Millions of pounds of British aid to one of the world’s poorest countries has been spent on television programmes and a parliamentary advice line, an investigation has found.
Among the handouts in Bangladesh were £5 million for a Question Time-style show and £546,000 for a phone line announcing what debates are coming up in the country’s legislature.
Details of how the Department for International Development (DfID) spent UK taxpayers’ money in Bangladesh – where half of all children have stunted growth due to malnutrition – were obtained by a group of MPs who visited the country to investigate.
Last night one of the MPs called for a “fundamental overhaul” of the way aid is allocated.
The findings will fuel concerns among Conservative MPs over the aid system and over the Government’s decision to increase the aid budget while cutting public spending at home.
Last week Justine Greening, the International Development Secretary, announced that overseas aid to India would end by 2015, after The Telegraph revealed that the government in Delhi had tried to stop the payments but was begged by DfID to carry on taking the money.
The Sunday Telegraph has highlighted a series of concerns, including the revelation that almost £500 million of overseas aid was diverted to consultants last year.
Bangladesh receives around £250 million a year from Britain’s £8 billion annual aid budget.
DfID has spent £5 million making Sanglap (“Dialogue”), a TV and radio show in which politicians and audience members debate current affairs.
Filmed at different locations around Bangladesh, which has a population of 160 million, it is made in partnership with a local TV production company and the BBC World Service Trust, a charity linked to the Corporation which runs media projects in developing countries.
A new series starts this month, and the BBC says that 21 million people have watched the show or heard it on radio since broadcasts began in 2005. Moderators of the debates have included Mithila Farzana and Shakeel Anwar, both local BBC presenters.
Further British aid spending in Bangladesh that the MPs have questioned include:
* £21.2 million on a road maintenance project, later pulled due to “fiduciary irregularities” after it emerged that less than 10 per cent of the funding had been spent on roads.
* £22.7 million to bail out debt-laden state-owned businesses.
* £13.1 million on training 1,700 civil servants to “develop and deliver pro-poor policy and practice”. The MPs say that this is an enormous sum, considering the average annual salary of such officials is around £600.
* More than £200,000 on encouraging the introduction of freedom of information laws.
Anne Main, Conservative MP for St Albans, said: “There needs to be a fundamental overhaul of how DfID chooses which projects it funds and how it reports what this spending has achieved.
“While out in Bangladesh we found charities treating cataracts for just £30 — it was easy to see the value of that. Unfortunately, DfID does not publish the business cases explaining why they support certain projects.
“I would say these civil servants need to go on transparency course — their language is opaque and tortuous. If I hear the word ’empower’ in a DfID document again I will scream.”
Mrs Main visited Bangladesh in September with two fellow Tory MPs, Bob Blackman and Nick De Bois, to inspect schools, charities and other projects looking for funding.

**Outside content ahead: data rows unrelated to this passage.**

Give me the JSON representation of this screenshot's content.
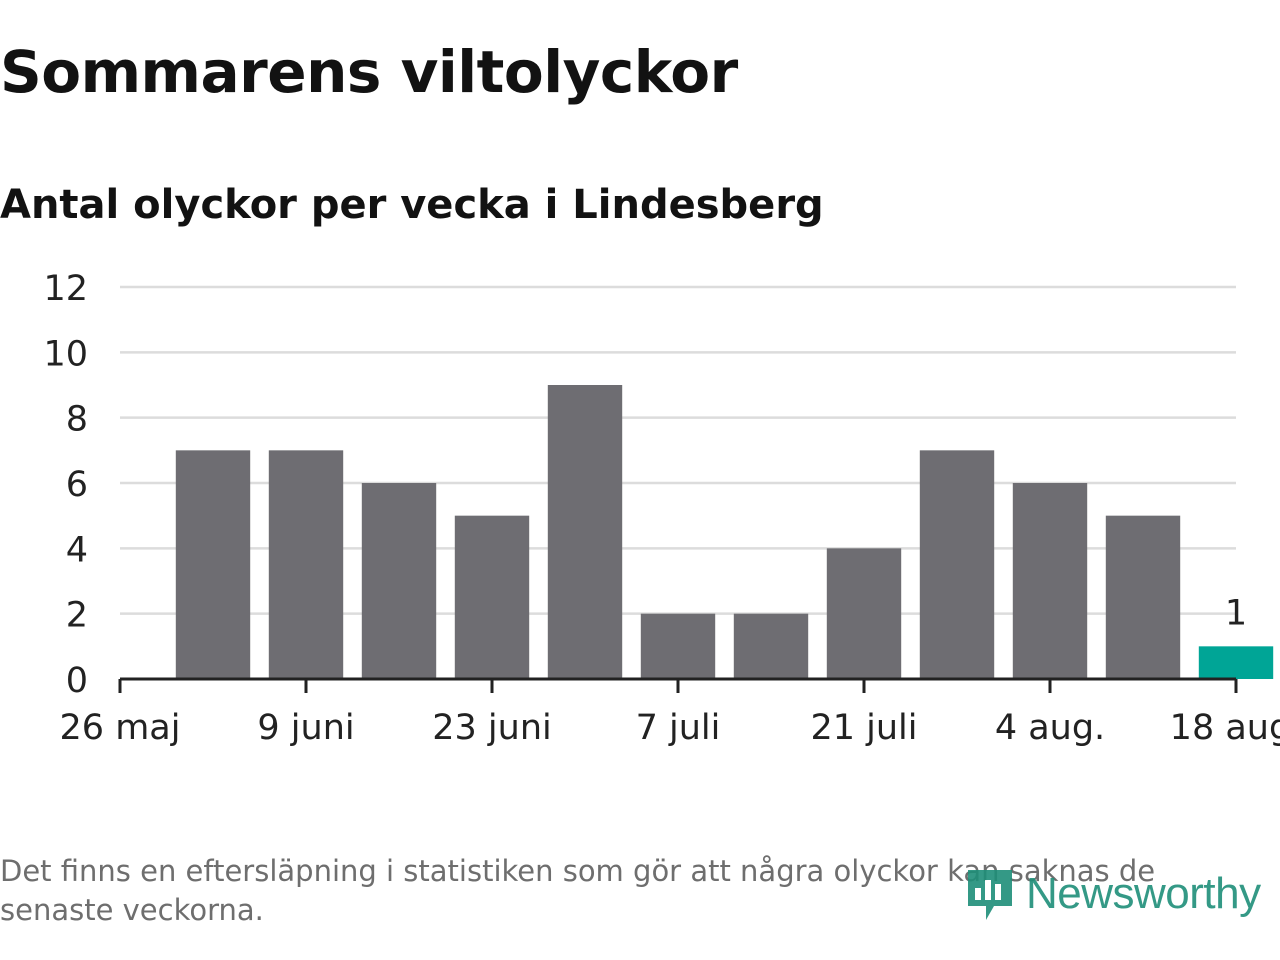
{
  "title": "Sommarens viltolyckor",
  "subtitle": "Antal olyckor per vecka i Lindesberg",
  "footnote": "Det finns en eftersläpning i statistiken som gör att några olyckor kan saknas de senaste veckorna.",
  "logo_text": "Newsworthy",
  "colors": {
    "bar": "#6e6d72",
    "highlight": "#00a596",
    "grid": "#dcdcdc",
    "axis": "#222222",
    "text": "#222222"
  },
  "chart_data": {
    "type": "bar",
    "title": "Sommarens viltolyckor",
    "subtitle": "Antal olyckor per vecka i Lindesberg",
    "xlabel": "",
    "ylabel": "",
    "ylim": [
      0,
      12
    ],
    "yticks": [
      0,
      2,
      4,
      6,
      8,
      10,
      12
    ],
    "x_tick_labels": [
      "26 maj",
      "9 juni",
      "23 juni",
      "7 juli",
      "21 juli",
      "4 aug.",
      "18 aug."
    ],
    "weeks": 12,
    "values": [
      7,
      7,
      6,
      5,
      9,
      2,
      2,
      4,
      7,
      6,
      5,
      1
    ],
    "highlight_index": 11,
    "data_labels": [
      {
        "index": 11,
        "text": "1"
      }
    ],
    "grid": true,
    "legend": "none"
  }
}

They have raised their concerns with Alan Duncan, the development minister responsible for aid to Bangladesh.
One source at DfID said: “Alan was impressed by the work these MPs have done. Many of the projects they have looked at took place under the Labour government.
“We feel the quality of language used by the Government has improved and that DfID is one of the most transparent aid departments in the world.”
Mr De Bois, the MP for Enfield North, said: “We went out there to find good projects that we thought the British taxpayer should be helping. We found many such schemes that are not getting that support, so when we got back we started to look at where DfID’s Bangladesh money is going.
“It was pleasing that the department has opened themselves up to us, but there is clearly some work where they cannot demonstrate a value for money case.”
DfID defended spending on encouraging foreign governments to develop freedom of information laws.
“The evidence shows that when ordinary people get access to information, they can and will hold those in power to account,” a spokesman said.
DfID also said that paying off the debt of state-owned businesses helped the Bangladeshi government to wind them down and “concentrate on better value and more effective pro-poor development programmes”.
Earlier this year, Mr Duncan castigated civil servants at DfID for their overuse of such terms as “access”, “catalyse”, “showcase” and “going forward”, warning that “excessive use of jargon endangers DfID’s reputation”.
One DfID document reads: “We aim to increase Bangladeshis’ access to information through enactment of a progressive right to information law, empowerment of individuals and civil society organisations to demand information to advocate their interests, and facilitate change in culture and capacity of public officials to supply information.”